Since the cause of the bleeding was advanced proliferative diabetic retinopathy, and not degeneration of the retinal tissue itself, but bleeding of delicate blood vessels that "had n business being there in the first place" and as such, were not well-supported against torsional effects from such things as looking in different directions, it's actually better for the vessels to snap and bleed, than for them to maintain structural integrity and continue to exert torsion on the retina (and possibly tear it) - that, if I understand correctly, is part of the "every time it bleeds, it's that much less likely to bleed in the future" conundrum. A blood vessel that is no longer fixed to the retina will eventually deteriorate and become part of the "debris" floating around, and hopefully eventually continue deteriorating to the point that it can be eliminated by the eye's natural processes.

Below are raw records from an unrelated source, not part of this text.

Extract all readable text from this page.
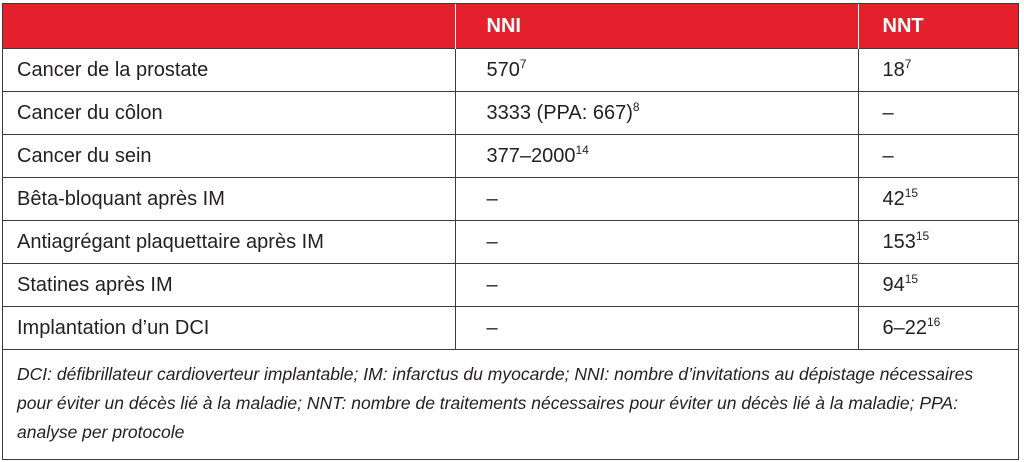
	NNI	NNT
Cancer de la prostate	$570^7$	$18^7$
Cancer du côlon	3333 (PPA: 667)$^8$	–
Cancer du sein	377–2000$^{14}$	–
Bêta-bloquant après IM	–	$42^{15}$
Antiagrégant plaquettaire après IM	–	$153^{15}$
Statines après IM	–	$94^{15}$
Implantation d’un DCI	–	$6-22^{16}$
DCI: défibrillateur cardioverteur implantable; IM: infarctus du myocarde; NNI: nombre d’invitations au dépistage nécessaires pour éviter un décès lié à la maladie; NNT: nombre de traitements nécessaires pour éviter un décès lié à la maladie; PPA: analyse per protocole		
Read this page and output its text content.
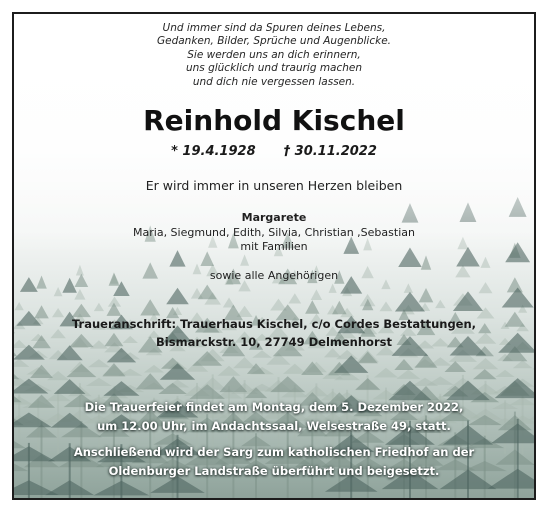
Und immer sind da Spuren deines Lebens,
Gedanken, Bilder, Sprüche und Augenblicke.
Sie werden uns an dich erinnern,
uns glücklich und traurig machen
und dich nie vergessen lassen.
Reinhold Kischel
* 19.4.1928 † 30.11.2022
Er wird immer in unseren Herzen bleiben
Margarete
Maria, Siegmund, Edith, Silvia, Christian ,Sebastian
mit Familien
sowie alle Angehörigen
Traueranschrift: Trauerhaus Kischel, c/o Cordes Bestattungen,
Bismarckstr. 10, 27749 Delmenhorst
Die Trauerfeier findet am Montag, dem 5. Dezember 2022,
um 12.00 Uhr, im Andachtssaal, Welsestraße 49, statt.
Anschließend wird der Sarg zum katholischen Friedhof an der
Oldenburger Landstraße überführt und beigesetzt.
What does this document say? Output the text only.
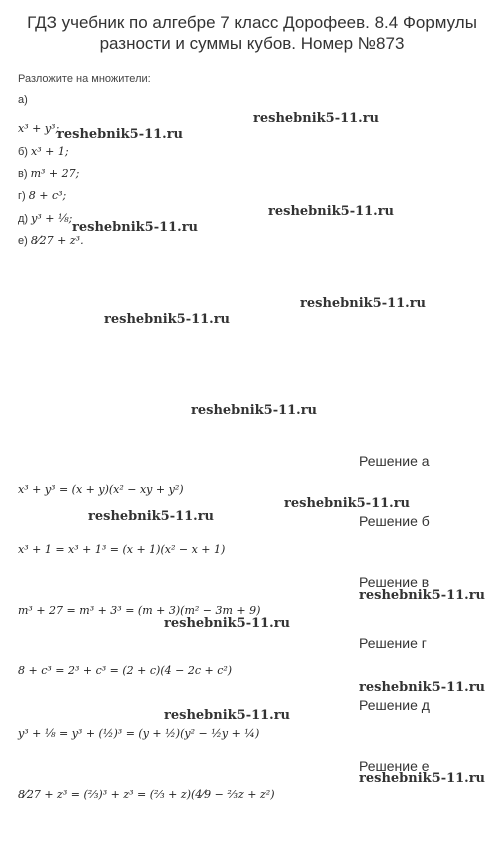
ГДЗ учебник по алгебре 7 класс Дорофеев. 8.4 Формулы
разности и суммы кубов. Номер №873
Разложите на множители:
а)
x³ + y³;
б) x³ + 1;
в) m³ + 27;
г) 8 + c³;
д) y³ + ⅛;
е) 8⁄27 + z³.
reshebnik5-11.ru
reshebnik5-11.ru
reshebnik5-11.ru
reshebnik5-11.ru
reshebnik5-11.ru
reshebnik5-11.ru
reshebnik5-11.ru
reshebnik5-11.ru
reshebnik5-11.ru
reshebnik5-11.ru
reshebnik5-11.ru
reshebnik5-11.ru
reshebnik5-11.ru
reshebnik5-11.ru
Решение а
x³ + y³ = (x + y)(x² − xy + y²)
Решение б
x³ + 1 = x³ + 1³ = (x + 1)(x² − x + 1)
Решение в
m³ + 27 = m³ + 3³ = (m + 3)(m² − 3m + 9)
Решение г
8 + c³ = 2³ + c³ = (2 + c)(4 − 2c + c²)
Решение д
y³ + ⅛ = y³ + (½)³ = (y + ½)(y² − ½y + ¼)
Решение е
8⁄27 + z³ = (⅔)³ + z³ = (⅔ + z)(4⁄9 − ⅔z + z²)
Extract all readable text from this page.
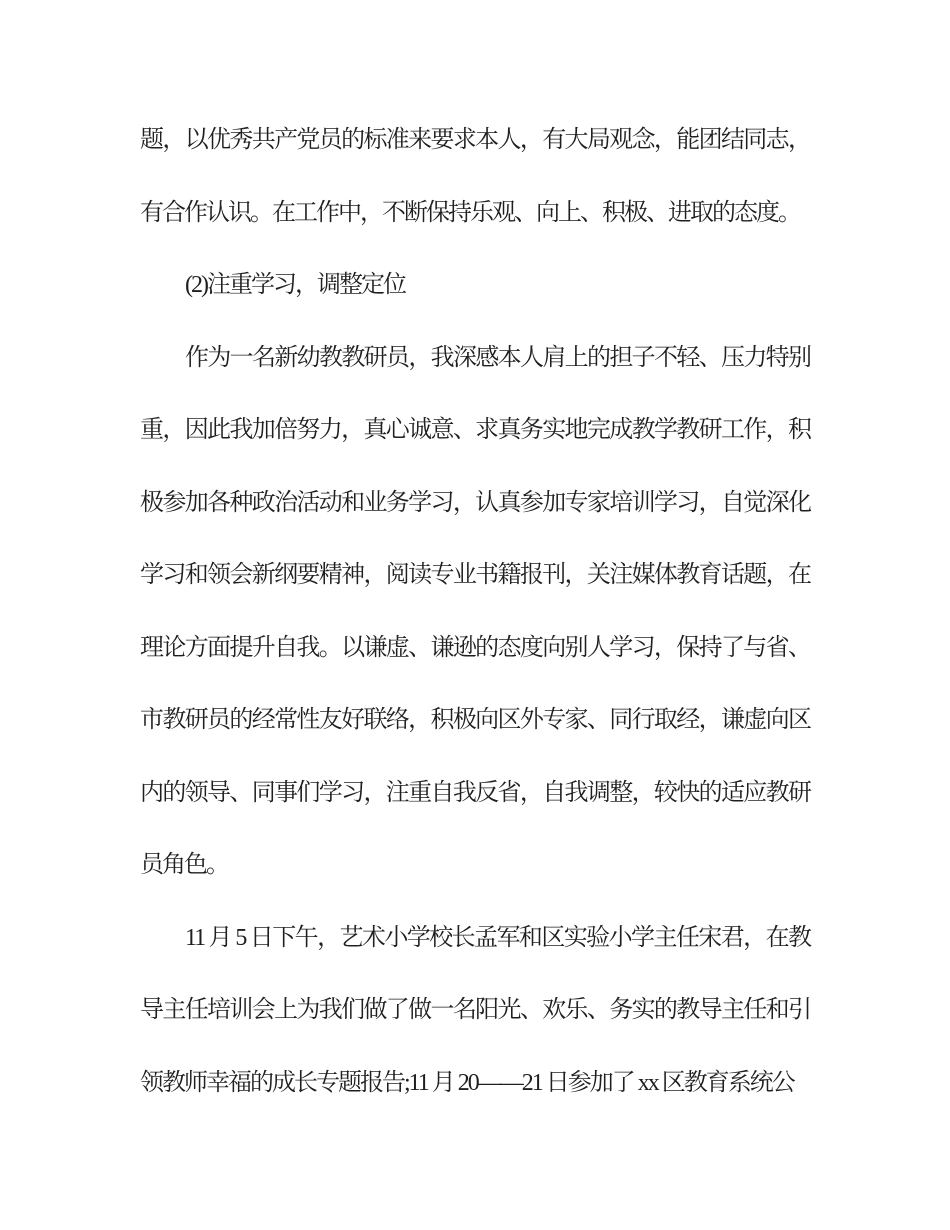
题，以优秀共产党员的标准来要求本人，有大局观念，能团结同志，有合作认识。在工作中，不断保持乐观、向上、积极、进取的态度。

(2)注重学习，调整定位

作为一名新幼教教研员，我深感本人肩上的担子不轻、压力特别重，因此我加倍努力，真心诚意、求真务实地完成教学教研工作，积极参加各种政治活动和业务学习，认真参加专家培训学习，自觉深化学习和领会新纲要精神，阅读专业书籍报刊，关注媒体教育话题，在理论方面提升自我。以谦虚、谦逊的态度向别人学习，保持了与省、市教研员的经常性友好联络，积极向区外专家、同行取经，谦虚向区内的领导、同事们学习，注重自我反省，自我调整，较快的适应教研员角色。

11 月 5 日下午，艺术小学校长孟军和区实验小学主任宋君，在教导主任培训会上为我们做了做一名阳光、欢乐、务实的教导主任和引领教师幸福的成长专题报告;11 月 20——21 日参加了 xx 区教育系统公
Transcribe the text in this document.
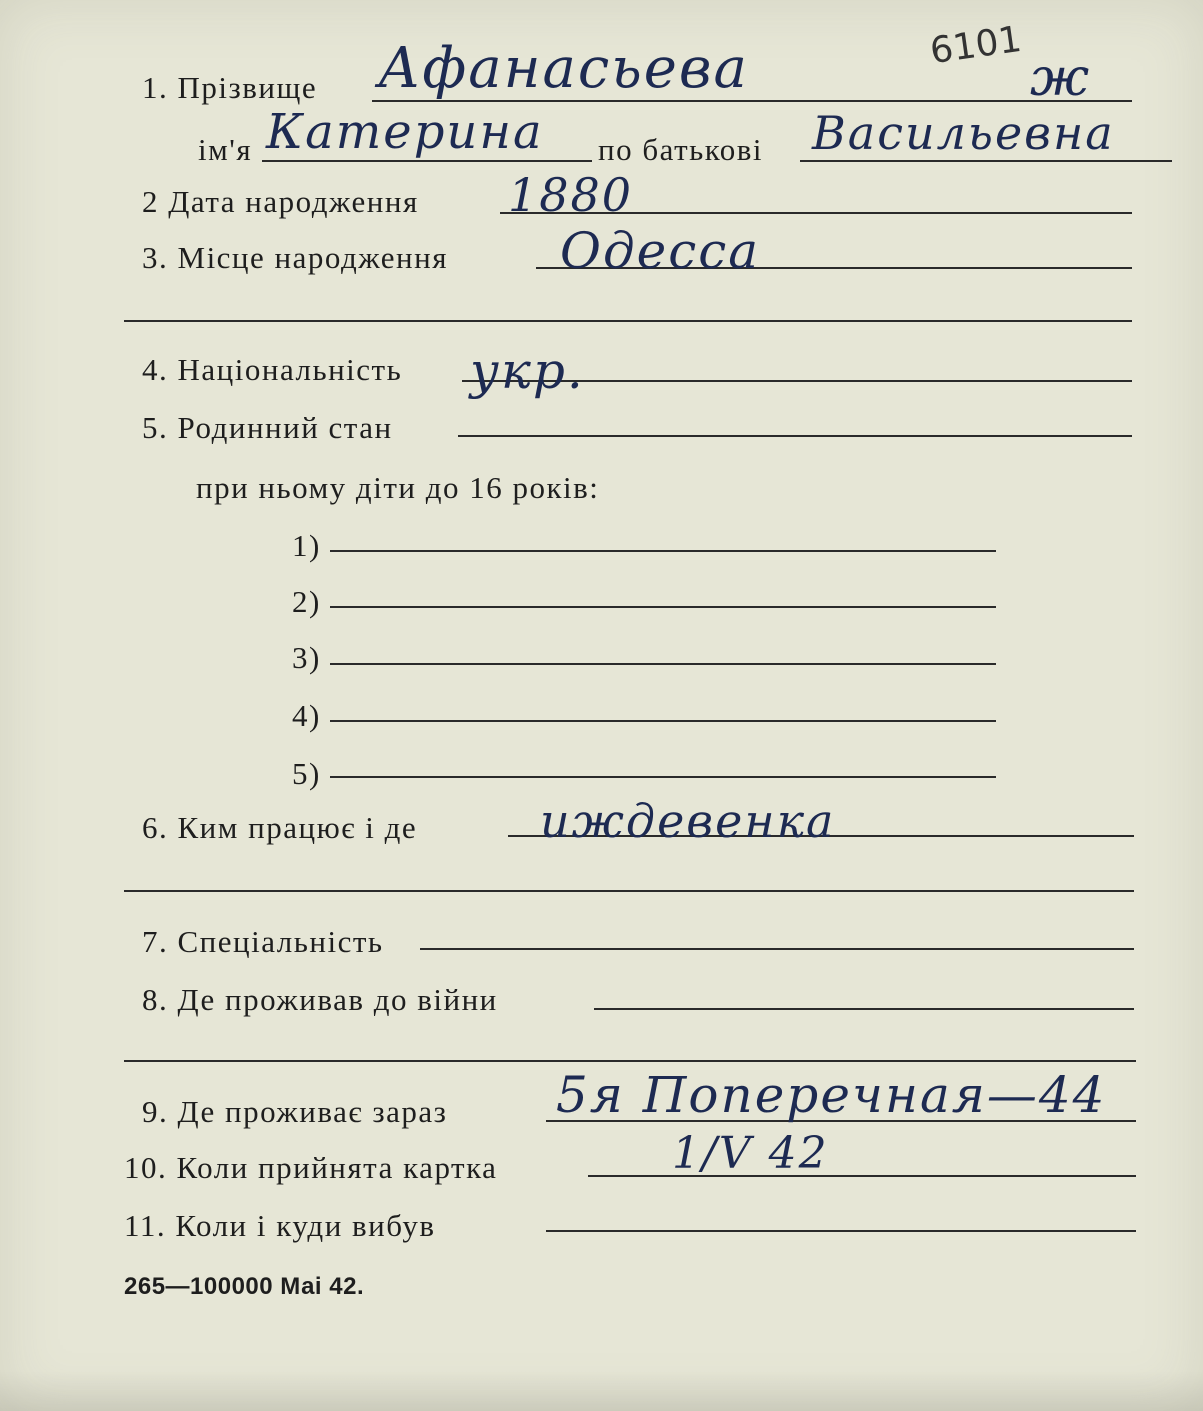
1. Прізвище Афанасьева	ж
6101
ім'я Катерина по батькові Васильевна
2 Дата народження 1880
3. Місце народження Одесса
4. Національність укр.
5. Родинний стан
при ньому діти до 16 років:
1)
2)
3)
4)
5)
6. Ким працює і де	иждевенка
7. Спеціальність
8. Де проживав до війни
9. Де проживає зараз 5я Поперечная—44
10. Коли прийнята картка	1/V 42
11. Коли і куди вибув
265—100000 Маі 42.
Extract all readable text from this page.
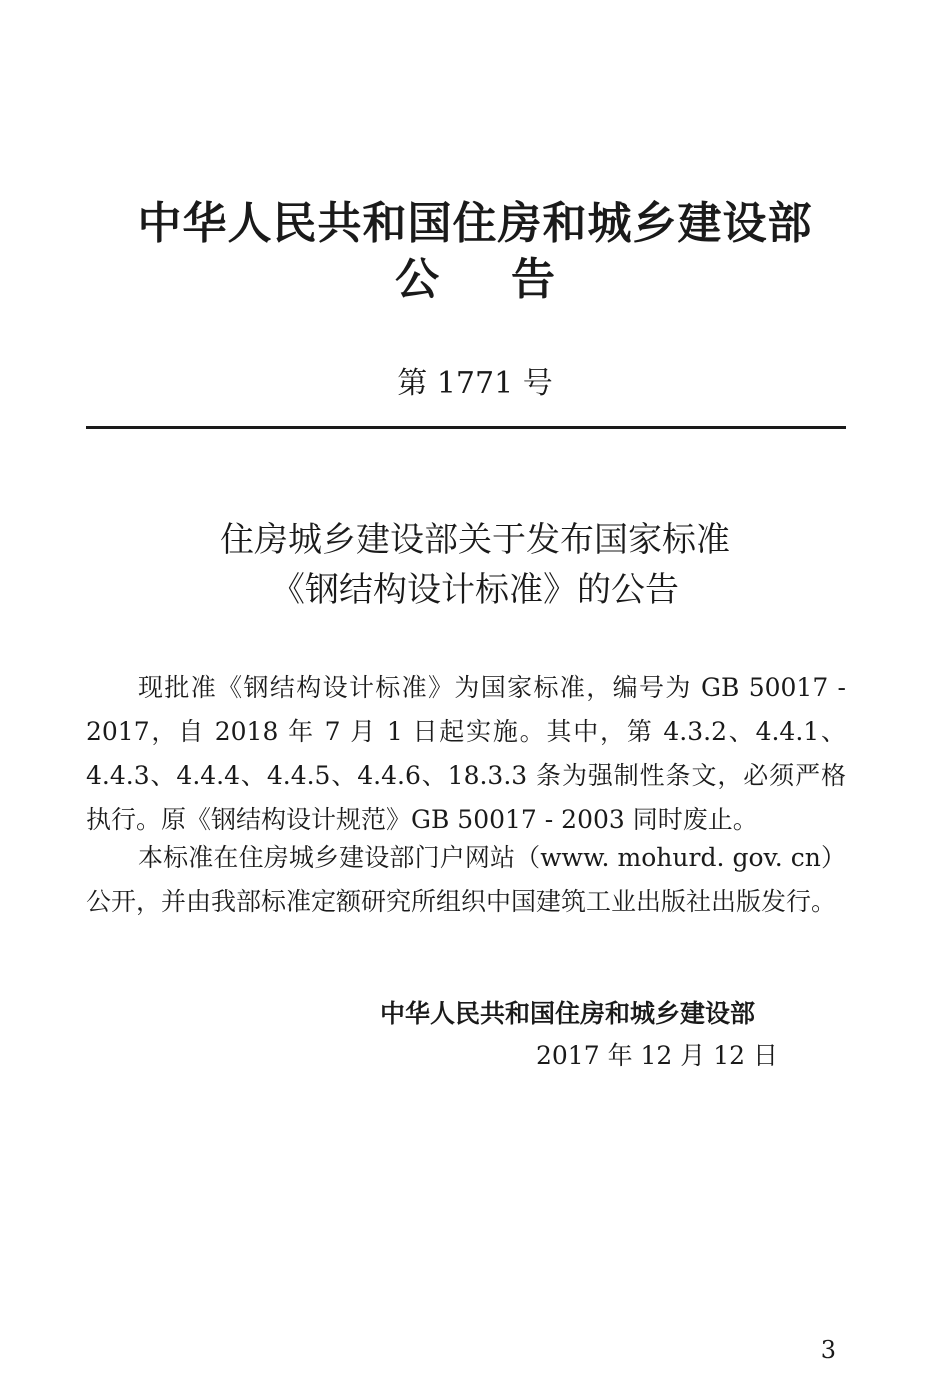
中华人民共和国住房和城乡建设部
公 告

第 1771 号

住房城乡建设部关于发布国家标准

《钢结构设计标准》的公告

现批准《钢结构设计标准》为国家标准，编号为 GB 50017 - 2017，自 2018 年 7 月 1 日起实施。其中，第 4.3.2、4.4.1、4.4.3、4.4.4、4.4.5、4.4.6、18.3.3 条为强制性条文，必须严格执行。原《钢结构设计规范》GB 50017 - 2003 同时废止。

本标准在住房城乡建设部门户网站（www. mohurd. gov. cn）公开，并由我部标准定额研究所组织中国建筑工业出版社出版发行。

中华人民共和国住房和城乡建设部

2017 年 12 月 12 日

3
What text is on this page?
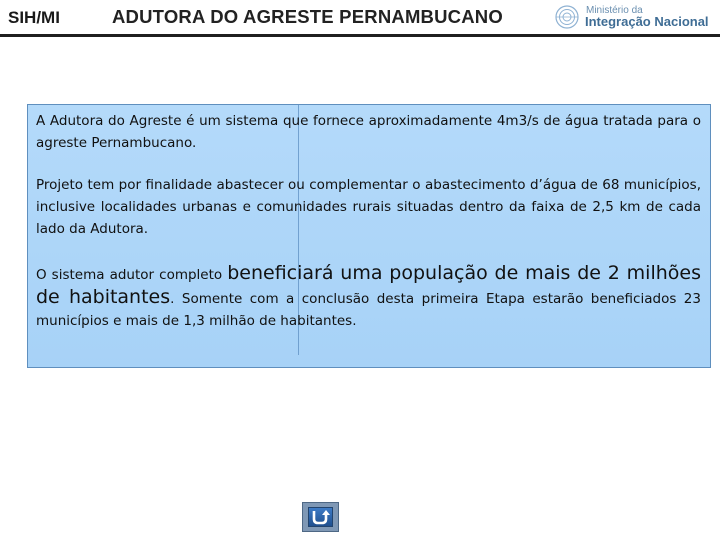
SIH/MI	ADUTORA DO AGRESTE PERNAMBUCANO	Ministério da
Integração Nacional
A Adutora do Agreste é um sistema que fornece aproximadamente 4m3/s de água tratada para o agreste Pernambucano.
Projeto tem por finalidade abastecer ou complementar o abastecimento d’água de 68 municípios, inclusive localidades urbanas e comunidades rurais situadas dentro da faixa de 2,5 km de cada lado da Adutora.
O sistema adutor completo beneficiará uma população de mais de 2 milhões de habitantes. Somente com a conclusão desta primeira Etapa estarão beneficiados 23 municípios e mais de 1,3 milhão de habitantes.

For non-detail work (like watching TV) it's not really an issue - one good eye is enough, and the other one sees enough outside the central field that a big enough screen is okay, and the commercial breaks every 10 minutes gives an automatic "time out". Computer work - not so good. Even with rest breaks, there's still too much eyestrain, and it's also harder/impossible to do anything meaningful when you can't "get in the zone" for a good chunk of uninterrupted time - not to mention that using larger fonts means less code visible, so a lot more hunting around to find anything. It's not like in the "bad old days" when 40 columns was overkill for asm listings.

I've tried other work-arounds, like replacing some numerical values with constants to make it easier to scan quickly, but it's simply not enough to make up for what's lost. Life's a b*tch, I guess.

Just writing this post is a PITE (pain in the eye), because, unlike writing a story or article, I'm composing it as I write, instead of thinking about it ahead of time and then just committing it to text as a separate, shorter step involving less computer time. So I'm going to have to find some way to make a living either (a) writing, (b) stand-up comic, or (c) politician ... oops, b and c are redundant :-)

Re:You're in trouble (1)

mcgrew (92797) | more than 2 years ago | (#39214665)

It sounds like you're in pretty good hands, and have had some tears lasered. (They should change the spelling of "tear" to "tare", when you're talking about eyes "tear" hinders communication)

lens thingee stuck to the eyeball

If it looks like an ink pen, maybe with a wire going to a small box, that's the instrument they determine ocular pressure with.

Re:You're in trouble (1)

tomhudson (43916) | more than 2 years ago | (#39215845)

No - they use a wireless pen with a pressure sensor probe to determine intra-ocular pressure. This is different.

The lens on the eyeball is a contact lens, along with a cap so that it keeps the eye fully open, and it presses up against the receiver in the slit lamp. This way they get a really magnified, detailed view of the retina - it's pretty much the same setup as when they want to laser the retina, lubricating goop and all, just not as long or occasionally painful, and with a different lens and holder to accommodate the .laser beam.

Kind of gross, but you get used to anything after a few dozen times, I guess.